La metafora del cantiere edile con, da una parte, la committenza invisibile che trova emanazione nel caporalato che preme, sorveglia, punisce; dall’altro una congerie di individui con storie diverse e obiettivi inconciliabili, fa da specchio ad un contesto sociale tirato su e tenuto insieme in qualche modo. A dire cioè che la coesione di ceto fatica a imporsi sulle individualità in lotta ciascuna per la propria sopravvivenza spiccia o per assecondare le personali furberie.
Allo stesso modo, la realtà di suburbi e periferie racconta le difficoltà quotidiane – disoccupazione, insufficienza dei sussidi, degrado ambientale e umano, l’arte di arrangiarsi. Sul tema della professionalità poi si sono disegnate due sostanziali varianti, una tragicomica e l’altra drammatica.

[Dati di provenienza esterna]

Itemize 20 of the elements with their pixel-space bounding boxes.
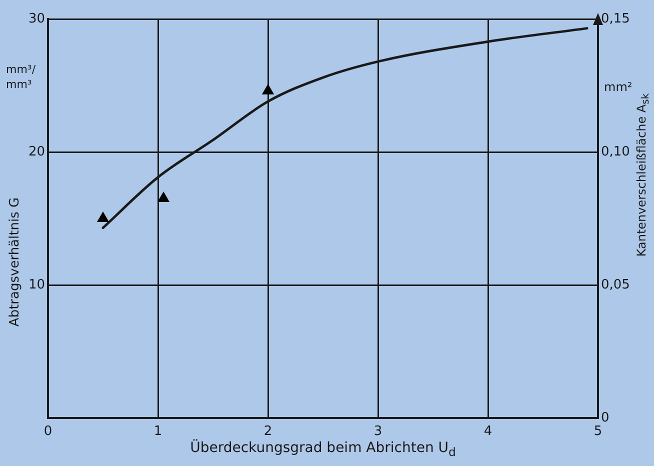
- y-tick-label: 20: [28, 144, 45, 160]
- y-tick-label: 10: [28, 277, 45, 292]
- x-tick-label: 3: [374, 424, 382, 440]
- point: [158, 192, 170, 202]
- x-tick-label: 2: [264, 424, 272, 440]
- y2-tick-label: 0: [601, 410, 610, 426]
- y2-tick-label: 0,15: [601, 11, 630, 26]
- x-tick-label: 5: [594, 424, 602, 440]
- y-axis-title: Abtragsverhältnis G: [8, 197, 22, 327]
- point: [262, 84, 274, 94]
- text: mm³/mm³: [6, 62, 36, 92]
- y-tick-label: 30: [28, 11, 45, 26]
- point: [97, 212, 109, 222]
- text: mm²: [604, 80, 632, 94]
- x-tick-label: 1: [154, 424, 162, 440]
- y2-tick-label: 0,10: [601, 144, 630, 160]
- x-tick-label: 0: [44, 424, 52, 440]
- x-axis-title: Überdeckungsgrad beim Abrichten U$_{d}$: [190, 440, 456, 459]
- y2-tick-label: 0,05: [601, 277, 630, 292]
- x-tick-label: 4: [484, 424, 492, 440]
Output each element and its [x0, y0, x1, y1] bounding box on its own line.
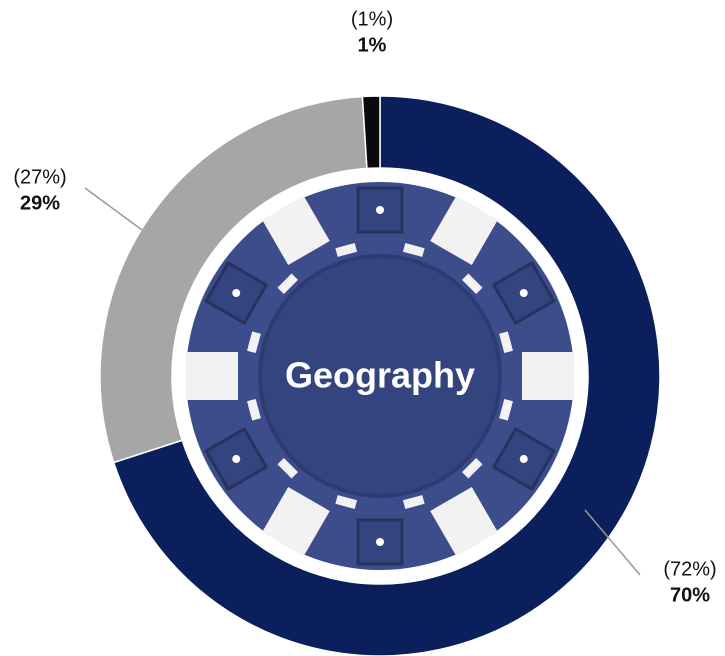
chip-dash [499, 398, 513, 421]
chip-insert [402, 486, 498, 557]
chip-dash [247, 398, 261, 421]
comparison-label: (1%) [351, 8, 393, 30]
donut-slice [361, 95, 381, 170]
chip-dash [499, 331, 513, 354]
dice-pip [376, 206, 384, 214]
chip-dash [335, 243, 358, 257]
leader-line [84, 187, 143, 231]
comparison-label: (27%) [13, 166, 66, 188]
chip-dice [491, 260, 556, 354]
chip-dash [402, 243, 425, 257]
dice-pip [232, 454, 241, 463]
center-label: Geography [285, 355, 475, 396]
donut-slice [112, 95, 661, 656]
chip-insert [522, 352, 574, 400]
poker-chip [180, 176, 580, 576]
chip-dice [356, 186, 425, 257]
chip-insert [262, 458, 330, 557]
chip-insert [430, 195, 498, 294]
chip-insert [430, 486, 498, 557]
chip-dash [402, 495, 425, 509]
chip-dice [204, 398, 269, 492]
value-label: 1% [358, 34, 387, 56]
chip-insert [499, 352, 574, 421]
chip-dash [277, 273, 298, 294]
donut-slice [99, 95, 368, 464]
chip-dash [462, 273, 483, 294]
comparison-label: (72%) [663, 558, 716, 580]
dice-pip [232, 289, 241, 298]
chip-dash [277, 458, 298, 479]
chip-insert [262, 195, 358, 266]
chip-insert [186, 331, 261, 400]
dice-pip [376, 538, 384, 546]
chip-dash [247, 331, 261, 354]
chip-dice [335, 495, 404, 566]
chip-dice [462, 426, 556, 492]
dice-pip [519, 455, 528, 463]
value-label: 29% [20, 192, 60, 214]
chip-dash [335, 495, 358, 509]
value-label: 70% [670, 584, 710, 606]
dice-pip [519, 289, 528, 298]
chip-insert [262, 195, 330, 266]
chip-dash [462, 458, 483, 479]
chip-insert [430, 195, 498, 266]
chip-center [258, 254, 502, 498]
chip-insert [186, 352, 238, 400]
chip-insert [262, 486, 330, 557]
leader-line [584, 509, 641, 576]
chip-dice [204, 260, 298, 326]
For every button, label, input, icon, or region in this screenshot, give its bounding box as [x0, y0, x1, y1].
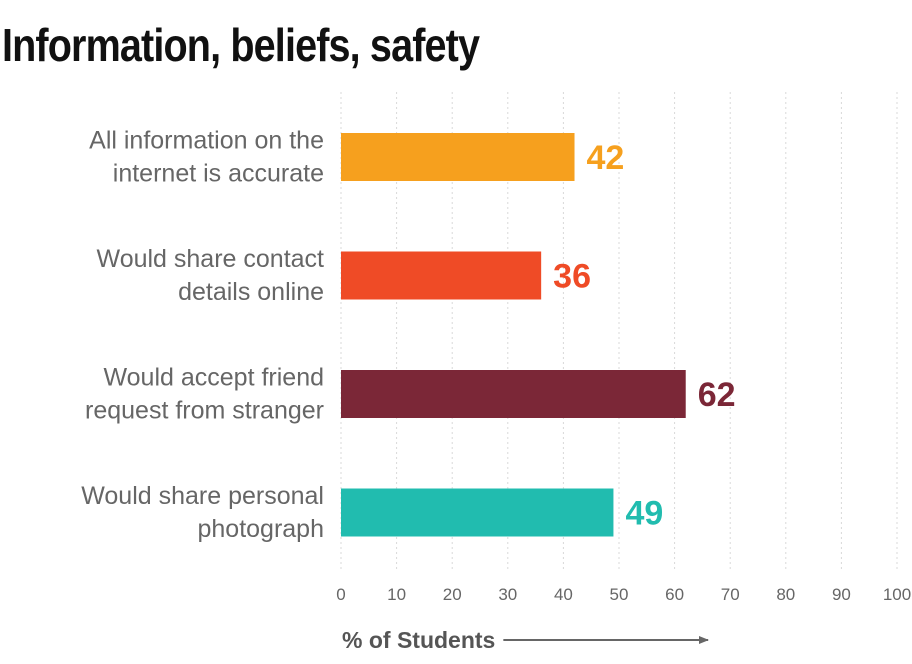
x-tick-label: 100	[883, 585, 911, 604]
bar-value-label: 49	[625, 495, 663, 533]
category-label: internet is accurate	[113, 160, 324, 188]
x-tick-label: 30	[498, 585, 517, 604]
x-tick-label: 70	[721, 585, 740, 604]
x-tick-label: 50	[610, 585, 629, 604]
bar	[341, 251, 542, 300]
category-label: request from stranger	[85, 397, 324, 425]
bar-value-label: 42	[587, 139, 625, 177]
x-tick-label: 20	[443, 585, 462, 604]
x-axis-ticks: 0 10 20 30 40 50 60 70 80 90 100	[336, 585, 911, 604]
x-tick-label: 10	[387, 585, 406, 604]
category-label: photograph	[197, 515, 324, 543]
x-tick-label: 40	[554, 585, 573, 604]
bar	[341, 133, 575, 181]
category-label: details online	[178, 278, 324, 306]
x-axis-label: % of Students	[342, 627, 495, 653]
category-label: Would share personal	[81, 482, 324, 510]
bar	[341, 370, 686, 418]
chart-title: Information, beliefs, safety	[2, 19, 480, 71]
x-tick-label: 0	[336, 585, 345, 604]
bar-value-label: 36	[553, 258, 591, 296]
x-tick-label: 80	[776, 585, 795, 604]
category-label: Would share contact	[97, 245, 324, 273]
bars: 42 All information on the internet is accu…	[81, 127, 735, 544]
x-tick-label: 60	[665, 585, 684, 604]
bar-value-label: 62	[698, 376, 736, 414]
bar	[341, 488, 614, 537]
category-label: All information on the	[89, 127, 324, 155]
x-tick-label: 90	[832, 585, 851, 604]
category-label: Would accept friend	[104, 364, 325, 392]
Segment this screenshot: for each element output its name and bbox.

Questi lavoratori spesso si trovano “al di qua” del lavoro: in quanto disoccupati non possono riguadagnarsi un ruolo attraverso la professionalità – strumento inservibile – e restano ai margini. Una volta allontanati dal mondo del lavoro, non si delinea alcuna possibilità di rientrarvi; bisogna improvvisare lavoretti ed escamotage proprio perché la professionalità non è più richiesta: anche noi abbiamo una repubblica “fondata sul lavoretto” – che disgrazia questi disoccupati privi di spirito di iniziativa! -; alla faccia dello spirito e degli articoli della Costituzione, i disoccupati vengono tacciati di incapacità di arrangiarsi e dipinti come parassiti sociali.
Nella dissipazione del tessuto sociale che ne deriva va a definirsi la crisi personale e professionale. La cultura del lavoro è qualche cosa di istintivo e forse genetico, che emerge per contrasto con una realtà che vi si oppone volta a volta definendo forme e modi di quel territorio.
Non a caso è stata l’Inghilterra thatcheriana a provvedere all’espressione urgente di queste problematiche, Noi siamo venuti in coda, e la classe operaia non ha ancora trovato una voce disposta a rappresentarla.
I media si sono infine accorti che la classe media si sta inabissando in un impoverimento progressivo, e il suo potere d’acquisto si abbassa avvicinandosi a quello degli strati di popolazione più poveri.
Sono informazioni e notizie accessibili e diffuse, entrate oramai nel senso comune, ma quando già oltre una ventina di anni fa l’Inghilterra governata dalla Thatcher manifestava la propria opposizione alla società che si andava delineando, non Siamo stati pronti a cogliere quei segnali e a far nostra quella resistenza, quegli scioperi dei minatori, quei sussulti di piazza…CHE ANTICIPAVANO “L’ O G G I “.